The potential housing deal would raise that cap. According to three sources, landlords would be able to recoup up to $30,000 of the costs of renovations through rent increases. That would increase to $50,0000 for apartments vacated by tenants of 25 years or more. Two sources said that apartments that became vacant within the past few years would also be eligible for the higher repair cost cap.

According to details shared with City & State, the individual apartment improvement changes will come in three tiers. The lowest tier, which would apply to any apartment, would allow landlords to recoup up to $30,000 by raising the monthly rent by up to $167. Tiers 2 and 3 – which would only apply to units that were either vacated between in the past few years or that are vacated by tenants who had lived there for at least 25 years – would allow landlords to recoup up to $50,000 of the cost of improvements. Buildings with fewer than 35 units would qualify for Tier 2, allowing them to raise monthly rents by up to $347. Buildings with 35 or more units would qualify for Tier 3, allowing them to raise monthly rents by up to $320. The rent increases in each case would be permanent, even after the landlord has recouped the full cost of the improvements.

Tenant advocates have strongly opposed significant changes to the individual apartment improvement cap that would undo the 2019 reforms. They argue that the old system was rife with fraud and incentivized landlords to harass tenants out of their homes in order to raise the rent higher than normally allowed. 

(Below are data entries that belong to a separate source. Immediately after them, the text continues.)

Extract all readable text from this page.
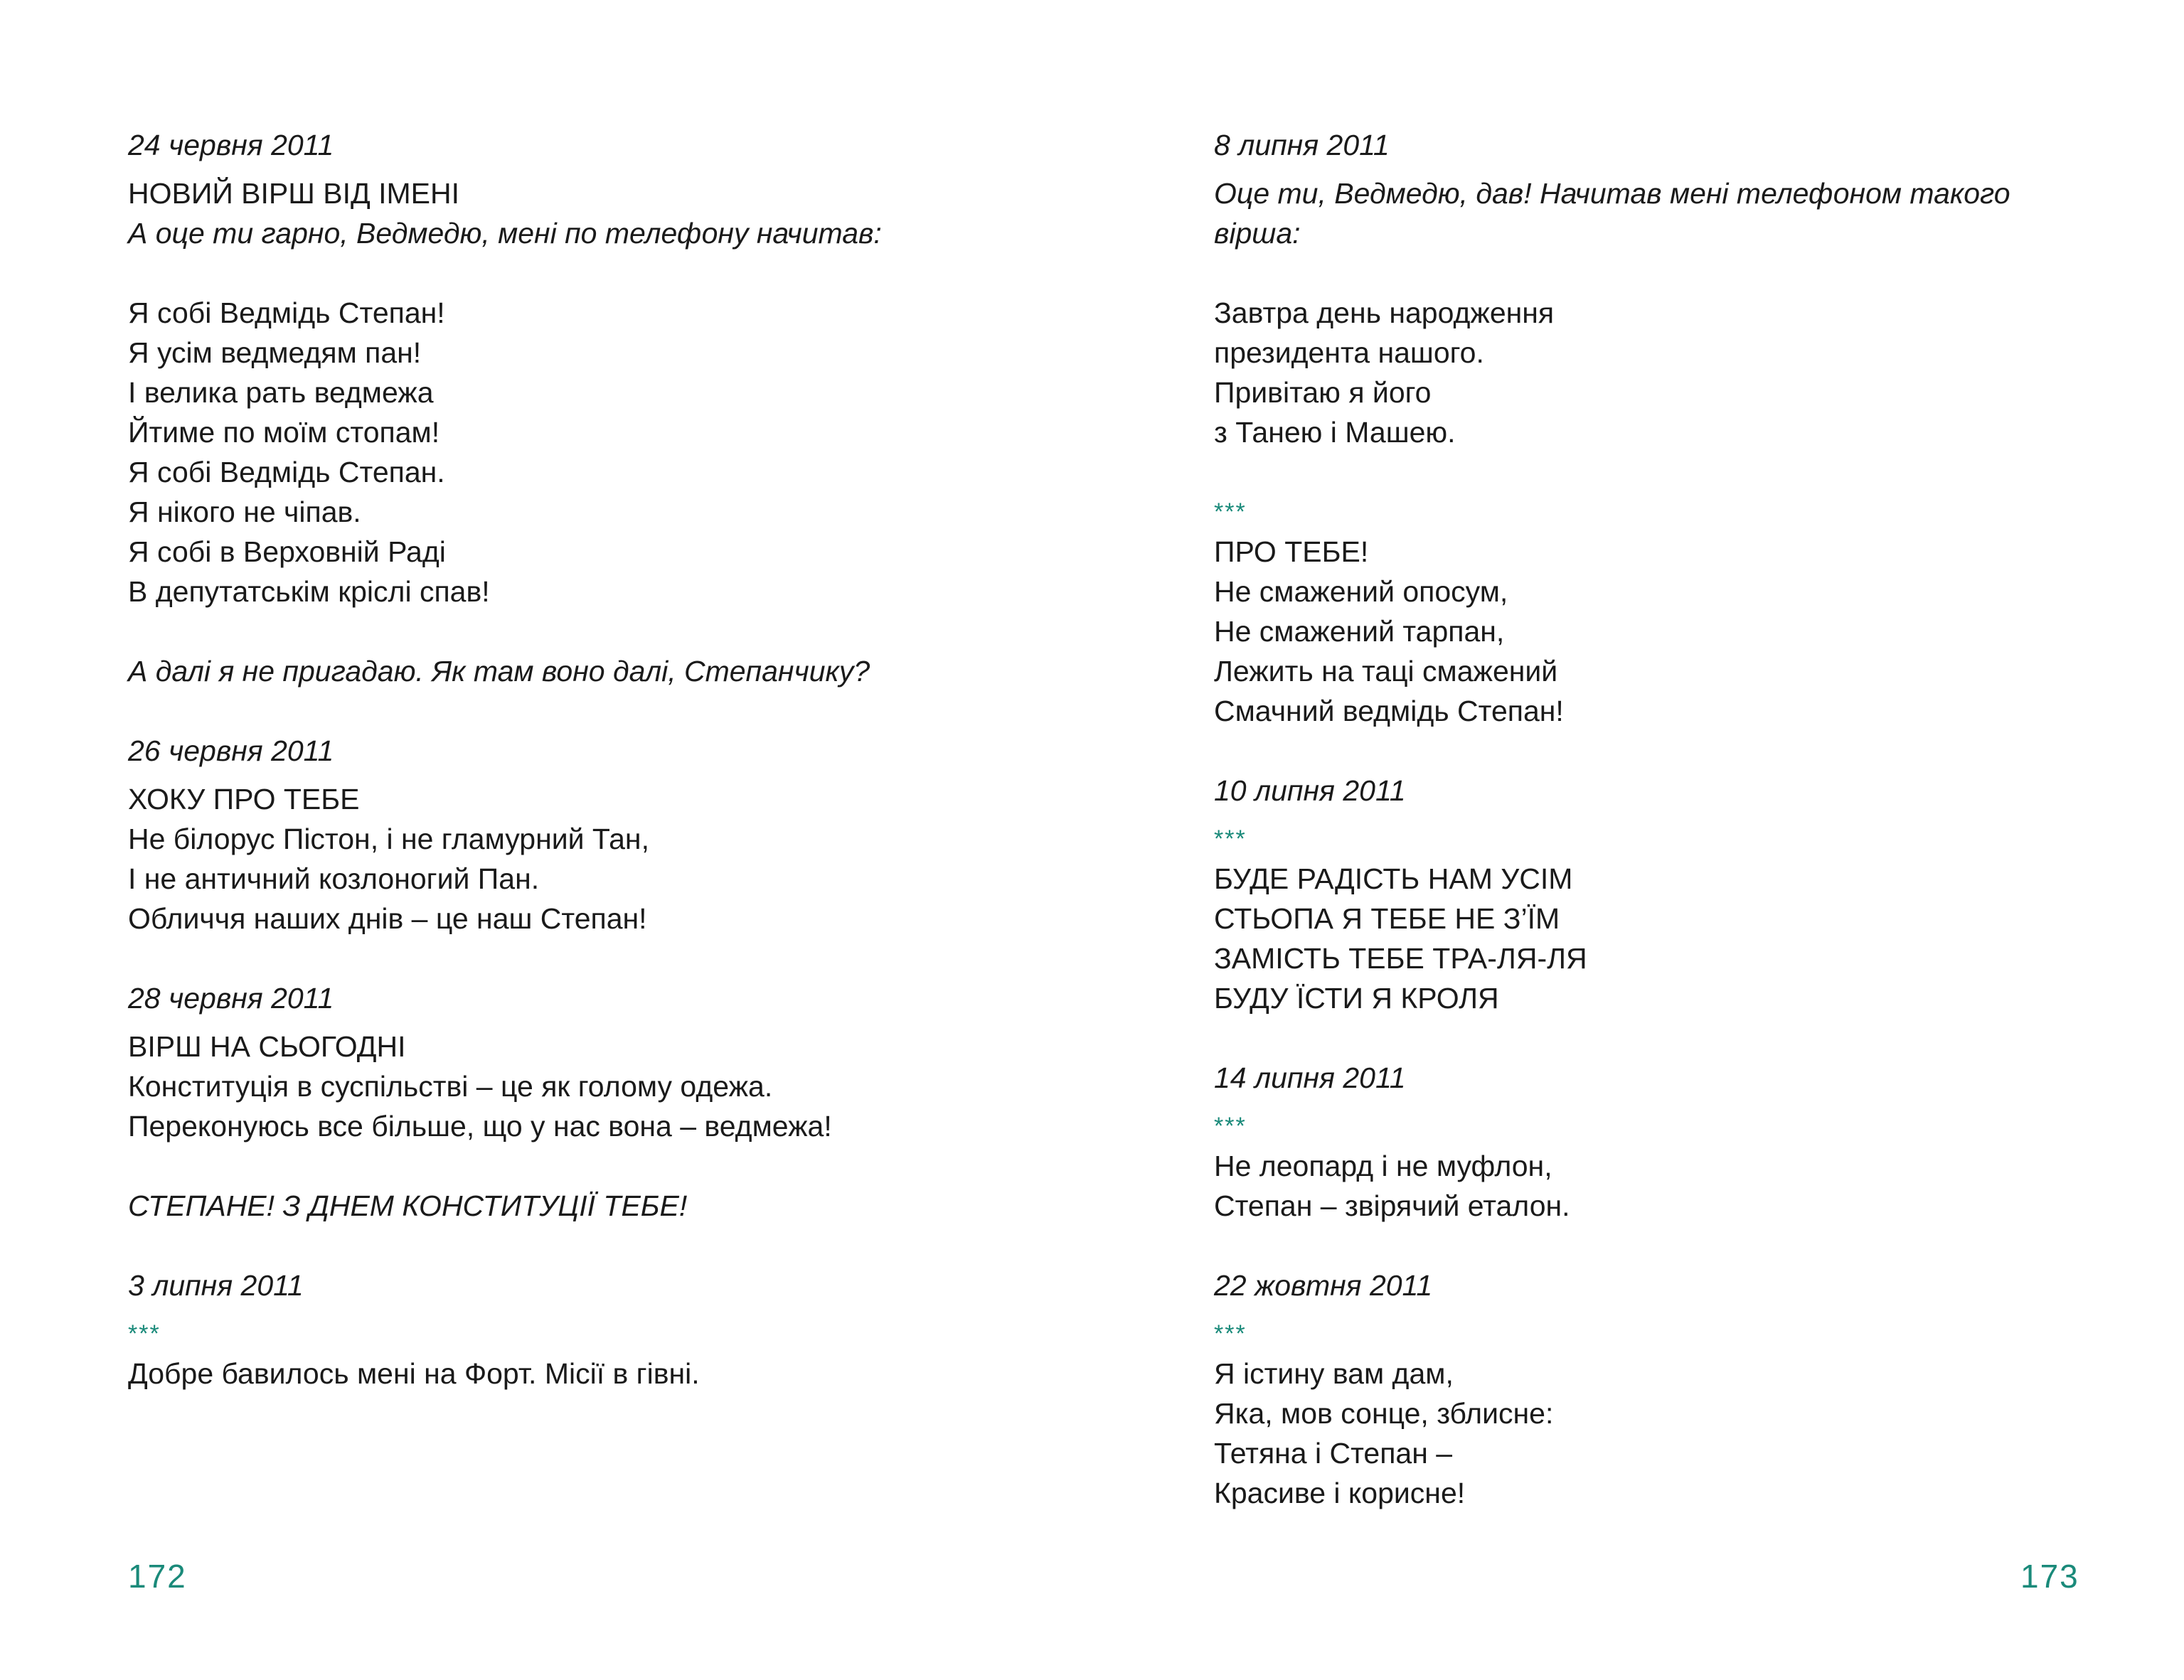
24 червня 2011
НОВИЙ ВІРШ ВІД ІМЕНІ
А оце ти гарно, Ведмедю, мені по телефону начитав:
Я собі Ведмідь Степан!
Я усім ведмедям пан!
І велика рать ведмежа
Йтиме по моїм стопам!
Я собі Ведмідь Степан.
Я нікого не чіпав.
Я собі в Верховній Раді
В депутатськім кріслі спав!
А далі я не пригадаю. Як там воно далі, Степанчику?
26 червня 2011
ХОКУ ПРО ТЕБЕ
Не білорус Пістон, і не гламурний Тан,
І не античний козлоногий Пан.
Обличчя наших днів – це наш Степан!
28 червня 2011
ВІРШ НА СЬОГОДНІ
Конституція в суспільстві – це як голому одежа.
Переконуюсь все більше, що у нас вона – ведмежа!
СТЕПАНЕ! З ДНЕМ КОНСТИТУЦІЇ ТЕБЕ!
3 липня 2011
***
Добре бавилось мені на Форт. Місії в гівні.
172
8 липня 2011
Оце ти, Ведмедю, дав! Начитав мені телефоном такого
вірша:
Завтра день народження
президента нашого.
Привітаю я його
з Танею і Машею.
***
ПРО ТЕБЕ!
Не смажений опосум,
Не смажений тарпан,
Лежить на таці смажений
Смачний ведмідь Степан!
10 липня 2011
***
БУДЕ РАДІСТЬ НАМ УСІМ
СТЬОПА Я ТЕБЕ НЕ З’ЇМ
ЗАМІСТЬ ТЕБЕ ТРА-ЛЯ-ЛЯ
БУДУ ЇСТИ Я КРОЛЯ
14 липня 2011
***
Не леопард і не муфлон,
Степан – звірячий еталон.
22 жовтня 2011
***
Я істину вам дам,
Яка, мов сонце, зблисне:
Тетяна і Степан –
Красиве і корисне!
173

Groups representing landlords have said that limiting allowable rent increases has made it difficult to afford necessary repairs. The Community Housing Improvement Group, which represents landlords of rent-stabilized buildings, has been vocal that tweaks to the individual apartment improvement cap would not do enough to help landlords finance needed improvements to get vacant units back on the market. The group instead has been pushing for the inclusion of legislation that would allow landlords of rent-stabilized units to raise rents to local voucher payments standards after a tenant of 10 years or more vacates the apartment. The proposed housing deal does not appear to include that provision.

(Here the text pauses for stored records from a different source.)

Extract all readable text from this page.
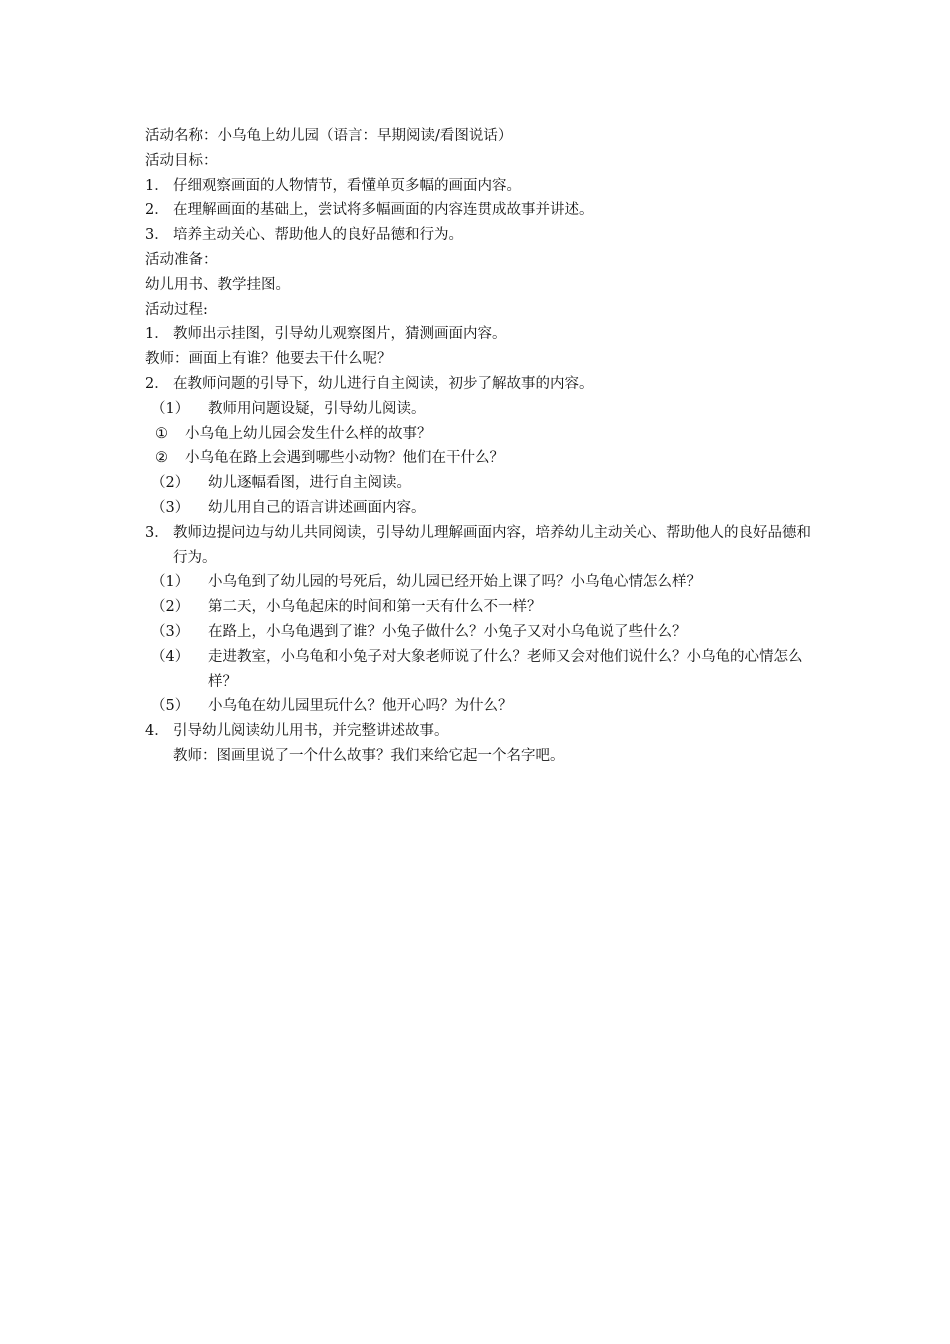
活动名称：小乌龟上幼儿园（语言：早期阅读/看图说话）
活动目标：
1． 仔细观察画面的人物情节，看懂单页多幅的画面内容。
2． 在理解画面的基础上，尝试将多幅画面的内容连贯成故事并讲述。
3． 培养主动关心、帮助他人的良好品德和行为。
活动准备：
幼儿用书、教学挂图。
活动过程:
1． 教师出示挂图，引导幼儿观察图片，猜测画面内容。
教师：画面上有谁？他要去干什么呢？
2． 在教师问题的引导下，幼儿进行自主阅读，初步了解故事的内容。
（1）	教师用问题设疑，引导幼儿阅读。
①	小乌龟上幼儿园会发生什么样的故事？
②	小乌龟在路上会遇到哪些小动物？他们在干什么？
（2）	幼儿逐幅看图，进行自主阅读。
（3）	幼儿用自己的语言讲述画面内容。
3． 教师边提问边与幼儿共同阅读，引导幼儿理解画面内容，培养幼儿主动关心、帮助他人的良好品德和行为。
（1）	小乌龟到了幼儿园的号死后，幼儿园已经开始上课了吗？小乌龟心情怎么样？
（2）	第二天，小乌龟起床的时间和第一天有什么不一样？
（3）	在路上，小乌龟遇到了谁？小兔子做什么？小兔子又对小乌龟说了些什么？
（4）	走进教室，小乌龟和小兔子对大象老师说了什么？老师又会对他们说什么？小乌龟的心情怎么样？
（5）	小乌龟在幼儿园里玩什么？他开心吗？为什么？
4． 引导幼儿阅读幼儿用书，并完整讲述故事。
教师：图画里说了一个什么故事？我们来给它起一个名字吧。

“This deal will not get any permanently vacant apartments back online,” CHIP Executive Director Jay Martin said in a statement. “It does nothing to improve the financial stability of older rent-stabilized buildings providing the majority of affordable housing in New York City.”

421-a replacement

In addition to tenant protections and increased caps for rent-stabilized apartment improvements, new details on 485-x, a potential replacement for the 421-a tax incentive program, have also emerged. Although many specifics remain unknown, three sources told City & State that unions, developers and state leaders have reached an agreement on wage standards for workers on affordable housing projects eligible for the new 485-x tax incentive. The specifics for different trades are not yet clear, but two sources suggested that the deal will be close to what the Building and Construction Trades Council of Greater New York had asked for in negotiations with the Real Estate Board of New York. One source said that the Mason Tenders District Council, which had struck their own wage deal with REBNY and have since tried to get it codified, will see their $40 minimum wage agreement for all construction workers as part of the deal.

State leaders had left wage requirements in the hands of labor and developers, but negotiations between the two players seemed to stagnate last month ahead of the budget deadline. Several of the unions that make up the Building Trades Council asked lawmakers to step in to write strong labor standards themselves if necessary.

Other details like affordability requirements and the specifics of development zones for projects were still unclear as of Friday night, but the New York Post reported that at least 20-25% of units in projects receiving the tax benefit would need to be affordable at 80% of the area median income.